April 19, 2018
by Sandra Gordon for ASA
“The day after having surgery under general anesthesia, my memory was worse and my mind was slower than before surgery,” says Russell, 70, a retired geologist with a Ph.D. who was 59 at the time of his 2002 prostatectomy. “It was harder for me to see connections between subtly related bits of information. Word finding also became harder. These changes persist almost 16 years later. I write to you in case this description of an occurrence of apparently permanent postoperative cognitive dysfunction might be useful to you.”
Russell’s story is just one of the many spontaneous emails Roderic Eckenhoff, M.D., the Austin Lamont professor and vice chair for research at the University of Pennsylvania Perelman School of Medicine, continues to receive after being featured in the June 2017 Science article on postoperative cognitive dysfunction: “Will surgery sap your brain power?”

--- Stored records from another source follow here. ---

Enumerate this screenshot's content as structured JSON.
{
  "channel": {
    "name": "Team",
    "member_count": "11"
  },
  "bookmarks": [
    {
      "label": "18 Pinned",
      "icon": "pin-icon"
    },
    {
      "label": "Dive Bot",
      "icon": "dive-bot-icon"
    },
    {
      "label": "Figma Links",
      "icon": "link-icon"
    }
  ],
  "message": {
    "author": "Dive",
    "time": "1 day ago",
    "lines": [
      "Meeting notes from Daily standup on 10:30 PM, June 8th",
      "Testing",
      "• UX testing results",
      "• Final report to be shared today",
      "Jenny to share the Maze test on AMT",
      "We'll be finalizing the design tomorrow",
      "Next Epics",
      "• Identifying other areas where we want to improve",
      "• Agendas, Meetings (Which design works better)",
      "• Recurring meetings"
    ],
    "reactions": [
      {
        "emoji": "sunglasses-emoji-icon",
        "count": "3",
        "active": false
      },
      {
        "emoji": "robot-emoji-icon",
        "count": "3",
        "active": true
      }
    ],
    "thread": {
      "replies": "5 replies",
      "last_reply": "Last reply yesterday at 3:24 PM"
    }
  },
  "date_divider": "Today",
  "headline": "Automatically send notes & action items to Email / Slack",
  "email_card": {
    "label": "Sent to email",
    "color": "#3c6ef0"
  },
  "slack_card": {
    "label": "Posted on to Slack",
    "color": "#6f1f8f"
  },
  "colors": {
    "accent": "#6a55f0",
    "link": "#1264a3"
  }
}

The random patient accounts are diverse. “I’ve received emails from people in their 40s, who’ve had their first event, to people much older,” Dr. Eckenhoff says. But according to Dr. Eckenhoff each story shares a common thread: “Everybody has some kind of change they notice compared to before their surgery and it’s in multiple domains. For some, it’s sensory. For others, it’s word finding and memory or executive function. They have trouble figuring out crossword puzzles and things like that, when they had no problem before the operation.” It’s well accepted that cognitive ability can be affected after surgery, typically resolving within 30 days of the operation. “In Russell’s case, it persisted for over a decade. Many of the stories I get are like that,” Dr. Eckenhoff says. “Cumulatively, these anecdotal stories add up to something compelling.”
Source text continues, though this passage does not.